Zarinkollah, eine Prostituierte, arbeitet im Bordell und erkennt eines Tages, dass sie die Gesichter der Freier nicht mehr wahrnehmen kann. Die Männer sind gesichtslos, maskenhaft und bedrohlich.

"Zarin ist eine Frau, die mit einem Bein auf dem Boden steht, mit dem anderen in der Luft ist. Ein Charakter, der auf seine Art sehr verkapselt ist. Eine Frau, die sehr unter den gesellschaftlichen Tabus leidet. Die sich schuldig fühlt, als Prostituierte stigmatisiert ist. Sie ist körperlich gestört, sie ist magersüchtig und sie ist besessen in ihrem Wunsch nach Erlösung. Nach Vergebung durch Gott, deshalb sucht sie die Moschee auf und versucht sich im Hamam von ihren Sünden zu reinigen."

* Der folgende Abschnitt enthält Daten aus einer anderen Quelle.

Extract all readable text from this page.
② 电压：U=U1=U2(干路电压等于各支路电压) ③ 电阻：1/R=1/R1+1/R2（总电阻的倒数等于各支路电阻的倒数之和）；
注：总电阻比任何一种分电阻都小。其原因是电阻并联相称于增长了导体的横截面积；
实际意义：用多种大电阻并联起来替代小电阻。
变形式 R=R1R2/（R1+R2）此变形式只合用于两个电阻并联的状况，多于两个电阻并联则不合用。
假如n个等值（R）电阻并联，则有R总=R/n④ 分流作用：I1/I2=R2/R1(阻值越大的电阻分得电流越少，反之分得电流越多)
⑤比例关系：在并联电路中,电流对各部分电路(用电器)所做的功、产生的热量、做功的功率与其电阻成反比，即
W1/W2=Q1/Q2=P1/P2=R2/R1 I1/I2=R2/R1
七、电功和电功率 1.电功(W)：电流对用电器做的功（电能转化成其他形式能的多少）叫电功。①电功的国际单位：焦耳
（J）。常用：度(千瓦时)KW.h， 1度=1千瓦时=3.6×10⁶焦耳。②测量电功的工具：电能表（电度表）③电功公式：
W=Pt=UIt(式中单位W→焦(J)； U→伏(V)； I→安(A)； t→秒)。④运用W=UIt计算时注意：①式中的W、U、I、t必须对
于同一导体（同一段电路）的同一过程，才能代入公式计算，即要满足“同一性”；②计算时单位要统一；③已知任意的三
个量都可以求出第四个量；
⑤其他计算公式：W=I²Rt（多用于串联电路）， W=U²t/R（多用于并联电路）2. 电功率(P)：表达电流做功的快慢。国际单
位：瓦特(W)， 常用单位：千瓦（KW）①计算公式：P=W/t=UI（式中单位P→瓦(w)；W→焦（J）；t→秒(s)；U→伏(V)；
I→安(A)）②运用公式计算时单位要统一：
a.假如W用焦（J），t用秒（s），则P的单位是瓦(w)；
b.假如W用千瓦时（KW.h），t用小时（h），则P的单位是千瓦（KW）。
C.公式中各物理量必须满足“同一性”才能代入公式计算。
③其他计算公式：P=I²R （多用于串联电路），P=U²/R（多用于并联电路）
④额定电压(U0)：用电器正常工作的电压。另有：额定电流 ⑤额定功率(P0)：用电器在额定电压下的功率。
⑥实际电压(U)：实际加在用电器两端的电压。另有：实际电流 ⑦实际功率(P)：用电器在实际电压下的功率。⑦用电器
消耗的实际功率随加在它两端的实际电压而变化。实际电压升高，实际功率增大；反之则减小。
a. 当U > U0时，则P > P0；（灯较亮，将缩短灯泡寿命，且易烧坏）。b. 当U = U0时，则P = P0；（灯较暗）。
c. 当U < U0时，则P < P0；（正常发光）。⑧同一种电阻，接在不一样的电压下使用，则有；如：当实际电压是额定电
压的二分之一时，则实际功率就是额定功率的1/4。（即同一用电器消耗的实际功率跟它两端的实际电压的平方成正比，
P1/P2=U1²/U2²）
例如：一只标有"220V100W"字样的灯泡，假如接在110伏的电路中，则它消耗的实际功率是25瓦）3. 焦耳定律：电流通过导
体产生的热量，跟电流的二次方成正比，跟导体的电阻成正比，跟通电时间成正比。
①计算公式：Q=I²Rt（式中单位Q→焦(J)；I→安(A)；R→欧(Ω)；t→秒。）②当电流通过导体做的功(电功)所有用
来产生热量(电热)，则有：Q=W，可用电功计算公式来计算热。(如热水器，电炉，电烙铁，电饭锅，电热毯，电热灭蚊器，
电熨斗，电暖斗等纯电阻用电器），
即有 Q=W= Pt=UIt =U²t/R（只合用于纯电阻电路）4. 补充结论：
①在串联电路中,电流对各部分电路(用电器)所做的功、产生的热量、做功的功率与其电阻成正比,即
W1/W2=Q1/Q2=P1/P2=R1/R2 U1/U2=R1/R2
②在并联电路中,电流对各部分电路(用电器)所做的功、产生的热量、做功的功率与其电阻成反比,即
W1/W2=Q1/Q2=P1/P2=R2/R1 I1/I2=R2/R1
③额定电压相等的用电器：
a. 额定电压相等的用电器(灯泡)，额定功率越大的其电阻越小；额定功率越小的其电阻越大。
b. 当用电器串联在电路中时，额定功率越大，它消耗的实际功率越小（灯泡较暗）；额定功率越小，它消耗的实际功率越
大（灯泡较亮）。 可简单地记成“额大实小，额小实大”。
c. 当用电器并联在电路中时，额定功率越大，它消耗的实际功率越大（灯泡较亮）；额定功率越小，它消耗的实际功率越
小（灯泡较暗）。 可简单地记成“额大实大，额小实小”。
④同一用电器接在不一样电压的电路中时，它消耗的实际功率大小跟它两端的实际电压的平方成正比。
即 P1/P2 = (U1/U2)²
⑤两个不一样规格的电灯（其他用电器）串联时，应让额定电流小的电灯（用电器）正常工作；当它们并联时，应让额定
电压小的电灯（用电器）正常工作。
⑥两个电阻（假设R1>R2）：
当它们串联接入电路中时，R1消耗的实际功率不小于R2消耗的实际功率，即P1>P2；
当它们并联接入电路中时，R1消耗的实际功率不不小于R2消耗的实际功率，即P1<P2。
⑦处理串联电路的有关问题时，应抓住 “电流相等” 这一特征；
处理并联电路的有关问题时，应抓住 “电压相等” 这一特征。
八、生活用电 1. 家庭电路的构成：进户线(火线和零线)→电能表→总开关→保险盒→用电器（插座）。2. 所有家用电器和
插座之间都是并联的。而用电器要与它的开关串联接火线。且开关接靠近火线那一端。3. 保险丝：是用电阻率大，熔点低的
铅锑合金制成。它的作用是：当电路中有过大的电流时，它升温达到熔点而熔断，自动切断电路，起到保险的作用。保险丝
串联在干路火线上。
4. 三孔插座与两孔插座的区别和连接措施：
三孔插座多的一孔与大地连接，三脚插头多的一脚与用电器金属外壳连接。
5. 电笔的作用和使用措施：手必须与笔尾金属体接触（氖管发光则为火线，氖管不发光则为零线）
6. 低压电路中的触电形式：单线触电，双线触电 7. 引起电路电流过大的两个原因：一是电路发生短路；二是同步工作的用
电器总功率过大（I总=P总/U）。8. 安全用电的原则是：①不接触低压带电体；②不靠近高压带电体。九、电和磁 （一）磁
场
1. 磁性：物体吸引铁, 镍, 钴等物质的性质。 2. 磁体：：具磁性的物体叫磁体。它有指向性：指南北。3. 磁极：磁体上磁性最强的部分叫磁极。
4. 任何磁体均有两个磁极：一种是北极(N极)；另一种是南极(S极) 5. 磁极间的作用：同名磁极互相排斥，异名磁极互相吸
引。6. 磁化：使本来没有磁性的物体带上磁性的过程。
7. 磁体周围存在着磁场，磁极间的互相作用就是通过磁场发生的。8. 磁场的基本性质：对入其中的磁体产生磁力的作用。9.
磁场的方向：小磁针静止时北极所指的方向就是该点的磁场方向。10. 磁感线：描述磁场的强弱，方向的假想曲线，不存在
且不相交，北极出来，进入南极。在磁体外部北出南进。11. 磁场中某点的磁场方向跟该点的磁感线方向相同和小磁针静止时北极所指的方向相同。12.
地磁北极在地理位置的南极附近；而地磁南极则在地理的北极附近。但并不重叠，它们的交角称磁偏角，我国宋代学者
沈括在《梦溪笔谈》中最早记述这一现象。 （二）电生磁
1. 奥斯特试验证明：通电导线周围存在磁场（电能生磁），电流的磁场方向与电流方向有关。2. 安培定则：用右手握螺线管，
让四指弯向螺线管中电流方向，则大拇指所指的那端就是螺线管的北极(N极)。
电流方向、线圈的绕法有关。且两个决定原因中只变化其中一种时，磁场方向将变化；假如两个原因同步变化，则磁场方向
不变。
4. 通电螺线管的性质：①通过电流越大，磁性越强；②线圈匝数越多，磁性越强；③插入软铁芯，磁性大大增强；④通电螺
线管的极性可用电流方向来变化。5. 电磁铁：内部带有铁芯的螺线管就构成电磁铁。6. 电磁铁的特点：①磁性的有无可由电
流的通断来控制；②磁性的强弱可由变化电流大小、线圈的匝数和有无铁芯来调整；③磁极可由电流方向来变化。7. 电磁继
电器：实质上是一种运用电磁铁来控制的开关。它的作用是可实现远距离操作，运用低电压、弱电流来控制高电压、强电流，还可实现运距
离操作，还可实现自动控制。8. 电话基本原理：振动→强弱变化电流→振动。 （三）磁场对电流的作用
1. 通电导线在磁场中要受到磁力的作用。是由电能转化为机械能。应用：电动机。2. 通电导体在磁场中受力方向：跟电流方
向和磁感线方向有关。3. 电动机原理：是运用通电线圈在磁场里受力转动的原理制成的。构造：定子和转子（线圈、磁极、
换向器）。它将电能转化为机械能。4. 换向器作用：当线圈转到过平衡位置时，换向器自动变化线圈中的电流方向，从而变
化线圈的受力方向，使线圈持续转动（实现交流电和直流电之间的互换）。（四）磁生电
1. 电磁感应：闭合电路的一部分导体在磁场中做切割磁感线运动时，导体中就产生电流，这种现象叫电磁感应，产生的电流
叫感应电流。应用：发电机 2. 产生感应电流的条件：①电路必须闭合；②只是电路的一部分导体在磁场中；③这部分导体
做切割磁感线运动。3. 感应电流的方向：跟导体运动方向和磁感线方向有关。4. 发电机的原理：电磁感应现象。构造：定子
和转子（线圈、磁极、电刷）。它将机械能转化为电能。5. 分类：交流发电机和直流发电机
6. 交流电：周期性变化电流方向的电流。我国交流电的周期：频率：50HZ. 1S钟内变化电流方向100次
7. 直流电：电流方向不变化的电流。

Weder in "Mahdokht" noch in "Zarin" wertet Shirin Neshat diese extremen Frauenschicksale, die extrem in ihren Ängsten sind, extrem in ihrer Verletztheit und in ihrem Selbsthass. Jeder Betrachter soll sich ein eigenes Bild von dem Gesehenen machen, sagt die Künstlerin. Und auf die Gefahr, dass ihre Filminstallationen und das Werk von Sharnoush Parsipour ein feministisches Etikett erhalten, erwidert sie:

"Sharnoush denkt - ebenso wie ich - dass sie keine Feministin ist. (lacht) Und wir beide meinen, dass man nicht Feministin sein muss, wenn man sich mit Frauen beschäftigt. Ich selbst weiß nicht, warum ich so angezogen von ihnen bin. Ich weiß nur, dass ich näher an den Emotionen von Frauen bin. Besonders, wenn sie in Schwierigkeiten stecken. Ich seh mich selbst als eine Frau, die immer in Schwierigkeiten steckt. Deswegen identifiziere ich mich so eng mit Sharnoush Parsipur und Foroukh Farrokhzad, weil sie beide Grenzgängerinnen sind, verrückt und immer Probleme haben. Sie hadern mit der Gesellschaft, mit sich selbst – da ist etwas sehr Tragisches in ihnen und das verbindet mich auch mit ihnen."

Seit drei Jahren arbeitet Shirin Neshat an "Women without Men". Wann die geplante 90-minütige Filmversion realisiert werden kann – ist völlig offen. Noch fehlen die Gelder. Die zierliche Künstlerin wirkt dennoch äußerst zuversichtlich, was die Umsetzung ihrer weiteren Ideen und Projekte angeht.

Die Ausstellung ist vom 1. Oktober bis zum 4. Dezember 2005 im Hamburger Bahnhof in Berlin zu sehen.